I can’t wait. I want— no, I need him inside me right now.
His heated eyes capture mine, trapping us both in an alternative reality. One where only he and I exist. He slowly stretches me. The mere sensation is enough to send my heartbeat into a maddened rhythm. I part my legs wider, granting him fuller access. When he picks up the pace, pounding into me fiercely, a tornado, stronger than the previous one, hits me. Jolts of pleasure invade me like electricity. I clutch Aaron’s neck for balance when I’m thrown over the edge.
Not long after, Aaron’s handsome face morphs into ecstasy. His length twitches inside me and he released a low guttural grunt.
He lies on his back and pulls me to his side, piercing me with a mixture of awe, contentment, and... fear? I encircle his chest, staring him back with the overflowing feelings I have for him.
In this moment, everything around us ceases to exist. Only Aaron’s enchanting scent. Aaron’s addictive touch. Aaron’s rhythmic breathing. Aaron’s exquisite taste. And Aaron’s heart-stopping smile.
I don’t care about fear or demons.
Nothing but death can separate me from Aaron.
Chapter Twenty-Five
Aaron
First rays of light rip through the clouds, announcing the beginning of a new day. I run a frantic hand over my face. Lack of sleep is catching up with me.
From my standing position beside the window, my gaze falls on Mae’s sleeping form. Peaceful bliss shrouds her soft features. I smile. At least one of us is worry-free.
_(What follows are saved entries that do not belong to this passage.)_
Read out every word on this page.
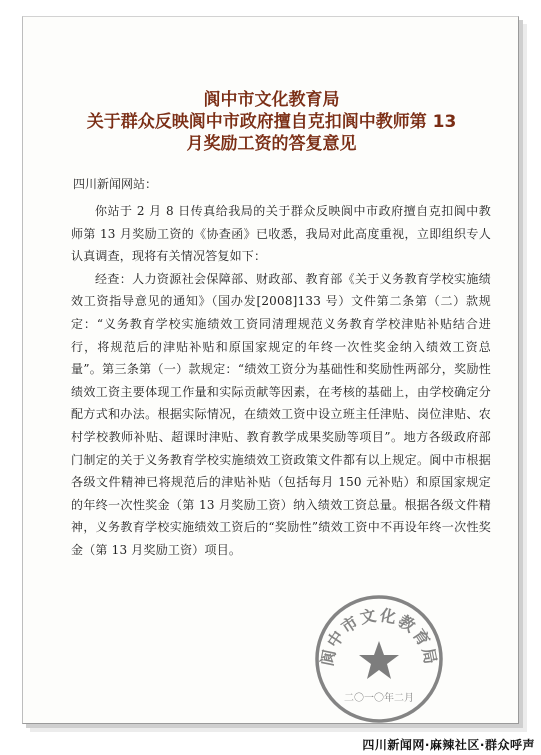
阆中市文化教育局
关于群众反映阆中市政府擅自克扣阆中教师第 13
月奖励工资的答复意见
四川新闻网站：

你站于 2 月 8 日传真给我局的关于群众反映阆中市政府擅自克扣阆中教师第 13 月奖励工资的《协查函》已收悉，我局对此高度重视，立即组织专人认真调查，现将有关情况答复如下：

经查：人力资源社会保障部、财政部、教育部《关于义务教育学校实施绩效工资指导意见的通知》（国办发[2008]133 号）文件第二条第（二）款规定：“义务教育学校实施绩效工资同清理规范义务教育学校津贴补贴结合进行，将规范后的津贴补贴和原国家规定的年终一次性奖金纳入绩效工资总量”。第三条第（一）款规定：“绩效工资分为基础性和奖励性两部分，奖励性绩效工资主要体现工作量和实际贡献等因素，在考核的基础上，由学校确定分配方式和办法。根据实际情况，在绩效工资中设立班主任津贴、岗位津贴、农村学校教师补贴、超课时津贴、教育教学成果奖励等项目”。地方各级政府部门制定的关于义务教育学校实施绩效工资政策文件都有以上规定。阆中市根据各级文件精神已将规范后的津贴补贴（包括每月 150 元补贴）和原国家规定的年终一次性奖金（第 13 月奖励工资）纳入绩效工资总量。根据各级文件精神，义务教育学校实施绩效工资后的“奖励性”绩效工资中不再设年终一次性奖金（第 13 月奖励工资）项目。

阆中市文化教育局
二〇一〇年二月
四川新闻网·麻辣社区·群众呼声
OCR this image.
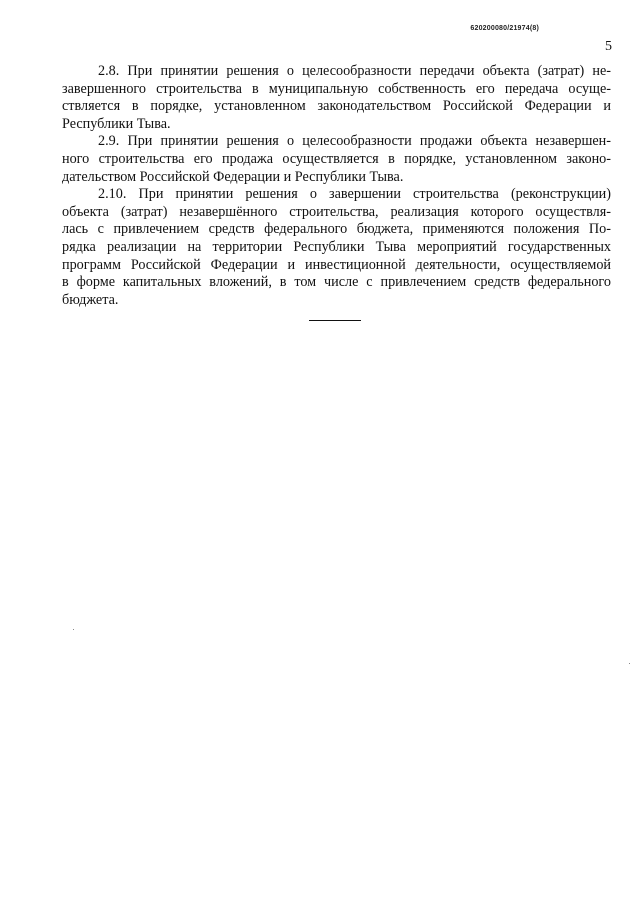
620200080/21974(8)
5

2.8. При принятии решения о целесообразности передачи объекта (затрат) не-
завершенного строительства в муниципальную собственность его передача осуще-
ствляется в порядке, установленном законодательством Российской Федерации и
Республики Тыва.

2.9. При принятии решения о целесообразности продажи объекта незавершен-
ного строительства его продажа осуществляется в порядке, установленном законо-
дательством Российской Федерации и Республики Тыва.

2.10. При принятии решения о завершении строительства (реконструкции)
объекта (затрат) незавершённого строительства, реализация которого осуществля-
лась с привлечением средств федерального бюджета, применяются положения По-
рядка реализации на территории Республики Тыва мероприятий государственных
программ Российской Федерации и инвестиционной деятельности, осуществляемой
в форме капитальных вложений, в том числе с привлечением средств федерального
бюджета.
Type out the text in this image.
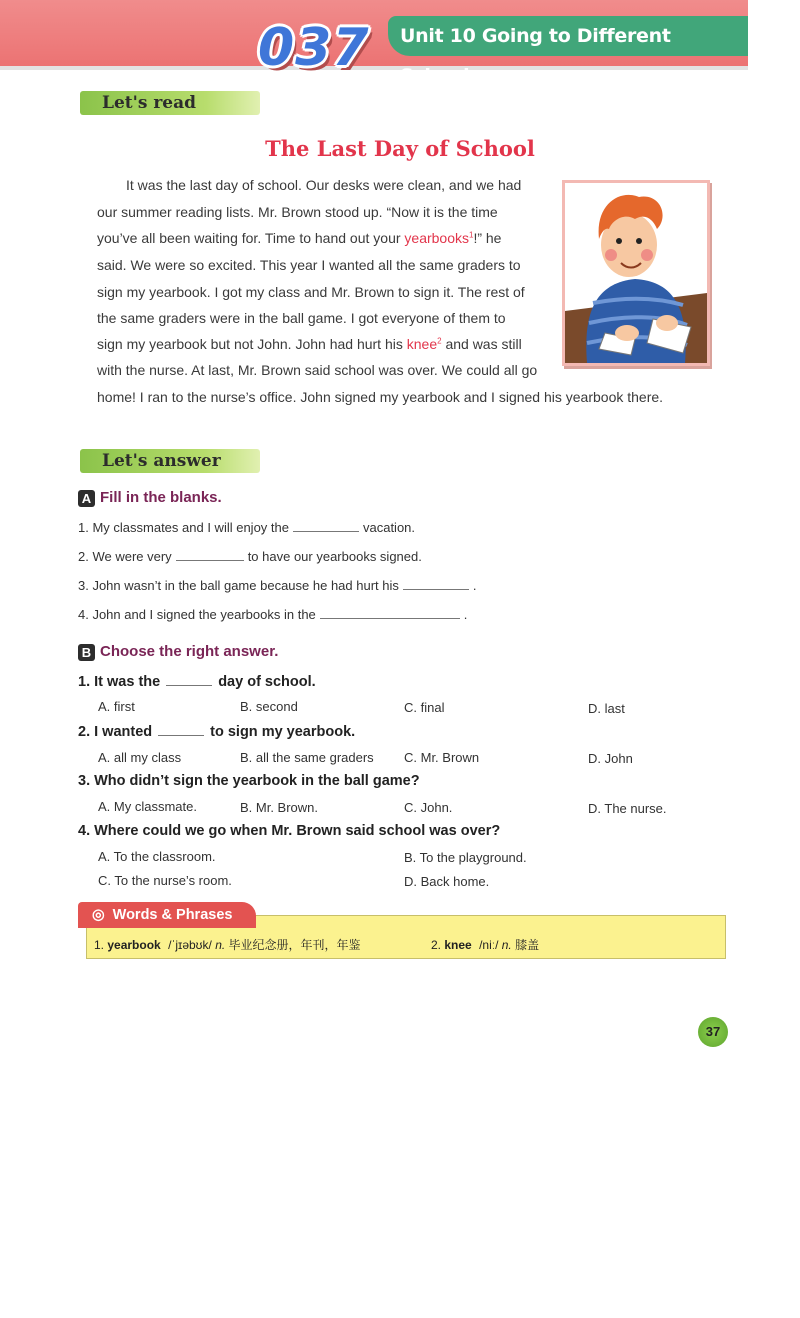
037	Unit 10 Going to Different Schools
Let's read
The Last Day of School
It was the last day of school. Our desks were clean, and we had
our summer reading lists. Mr. Brown stood up. “Now it is the time
you’ve all been waiting for. Time to hand out your yearbooks$^1$!” he
said. We were so excited. This year I wanted all the same graders to
sign my yearbook. I got my class and Mr. Brown to sign it. The rest of
the same graders were in the ball game. I got everyone of them to
sign my yearbook but not John. John had hurt his knee$^2$ and was still
with the nurse. At last, Mr. Brown said school was over. We could all go
home! I ran to the nurse’s office. John signed my yearbook and I signed his yearbook there.
Let's answer
A Fill in the blanks.
1. My classmates and I will enjoy the	vacation.
2. We were very	to have our yearbooks signed.
3. John wasn’t in the ball game because he had hurt his	.
4. John and I signed the yearbooks in the	.
B Choose the right answer.
1. It was the	day of school.
A. first	B. second	C. final	D. last
2. I wanted	to sign my yearbook.
A. all my class	B. all the same graders C. Mr. Brown	D. John
3. Who didn’t sign the yearbook in the ball game?
A. My classmate.	B. Mr. Brown.	C. John.	D. The nurse.
4. Where could we go when Mr. Brown said school was over?
A. To the classroom.	B. To the playground.
C. To the nurse’s room.	D. Back home.
◎ Words & Phrases
1. yearbook /ˈjɪəbʊk/ n. 毕业纪念册，年刊，年鉴	2. knee /niː/ n. 膝盖
37
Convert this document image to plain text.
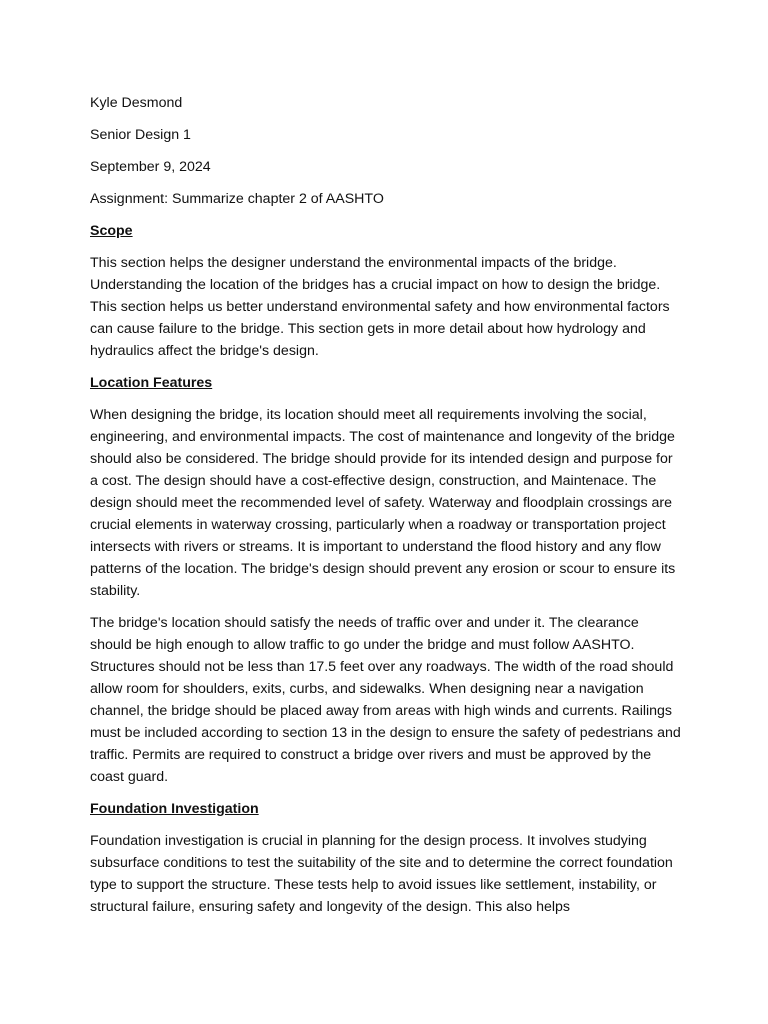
Kyle Desmond

Senior Design 1

September 9, 2024

Assignment: Summarize chapter 2 of AASHTO

Scope

This section helps the designer understand the environmental impacts of the bridge. Understanding the location of the bridges has a crucial impact on how to design the bridge. This section helps us better understand environmental safety and how environmental factors can cause failure to the bridge. This section gets in more detail about how hydrology and hydraulics affect the bridge's design.

Location Features

When designing the bridge, its location should meet all requirements involving the social, engineering, and environmental impacts. The cost of maintenance and longevity of the bridge should also be considered. The bridge should provide for its intended design and purpose for a cost. The design should have a cost-effective design, construction, and Maintenace. The design should meet the recommended level of safety. Waterway and floodplain crossings are crucial elements in waterway crossing, particularly when a roadway or transportation project intersects with rivers or streams. It is important to understand the flood history and any flow patterns of the location. The bridge's design should prevent any erosion or scour to ensure its stability.

The bridge's location should satisfy the needs of traffic over and under it. The clearance should be high enough to allow traffic to go under the bridge and must follow AASHTO. Structures should not be less than 17.5 feet over any roadways. The width of the road should allow room for shoulders, exits, curbs, and sidewalks. When designing near a navigation channel, the bridge should be placed away from areas with high winds and currents. Railings must be included according to section 13 in the design to ensure the safety of pedestrians and traffic. Permits are required to construct a bridge over rivers and must be approved by the coast guard.

Foundation Investigation

Foundation investigation is crucial in planning for the design process. It involves studying subsurface conditions to test the suitability of the site and to determine the correct foundation type to support the structure. These tests help to avoid issues like settlement, instability, or structural failure, ensuring safety and longevity of the design. This also helps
Last night was the best thing that’s happened in my life. Mae is the best thing that’s happened in my life. I couldn’t resist taking her. The urge crushed my will-power. It didn’t help that Mae made herself impossible to refuse. But after the euphoria came the realisation of my mistake.
Not only did I defy the demons, but I also succumbed to feelings I should’ve been exempt from. A grey hole takes over my heart, submerging it with all the pain and fear I ignored thus far; my cursed childhood, the asylum, but mostly Uncle’s death.
In that moment, when I lost the one person who could’ve stopped me from going wrong, a black shadow took me over. All I could do was embrace my true self. I’ve never felt right since then. I stopped feeling. Full stop. That’s why, opposite to Tristan and Dylan, The Pit was easy and fun for me. That place was exactly what I needed to turn into the version Aunt Ariel and Father wanted me to become.
The version I thought was the right way to live.
Mae releases a soft moan, turning to her side. She throws her hand on my half of the bed and caresses it softly as if it’s my chest. A chuckle escapes me.
I’m in too deep.
When Mae came along, it was a mere obsession, but it soon possessed me. Mae is releasing the beast. The feelings. The fucking pain. And that doesn’t give her good scores with the demons. They won’t stop now. That’s the exact reason I haven’t slept all night. If I do, they will take over my body and disfigure her beautiful face. They will draw blood from her translucent skin.
I shake my head. No. I would never allow that. Even if it means a permanent lack of sleep.
“So you chose her over us.”
My head whips to the source of the frosty voice. Aunt Ariel, in the summer dress she died in, stands by Mae’s side. She watches her with a glare, so tense, so black, a shiver travels my spine.
I blink.
This isn’t real, right? I can’t see Aunt. I don’t see Aunt. She’s usually rambling in my head, why is she out?
I close my lids. “This is a dream. This is a dream...”
“No, it’s not.” Father’s calm voice fills the room. Not my head. The fucking room. “This is us coming to finish what you couldn’t.”
My eyes pop open. He’s standing next to Aunt, a hand in his pocket. He’s wearing the same suit he died in, looking at me with the same eyes he passed to me. What in the gates of hell are they doing out of my head?
“Poor girl.” Mother comes from the opposite side, her voice a notch above a murmur. “She’s another version of me.”
The three of them encircle the bed like pathological doctors ready to eviscerate a corpse. Only Mae isn’t a corpse. She’s alive. Her chest is rising and falling with the same tranquil rhythm, unaware of her surroundings.
I run to them to erase their heinous faces. My fingers connect with thin air, and I slump beside Mae. They stand their ground, three pairs of eyes pinning me down.
“Leave!” I shout. My head hurts. Their emergence from it weighs more than them being inside.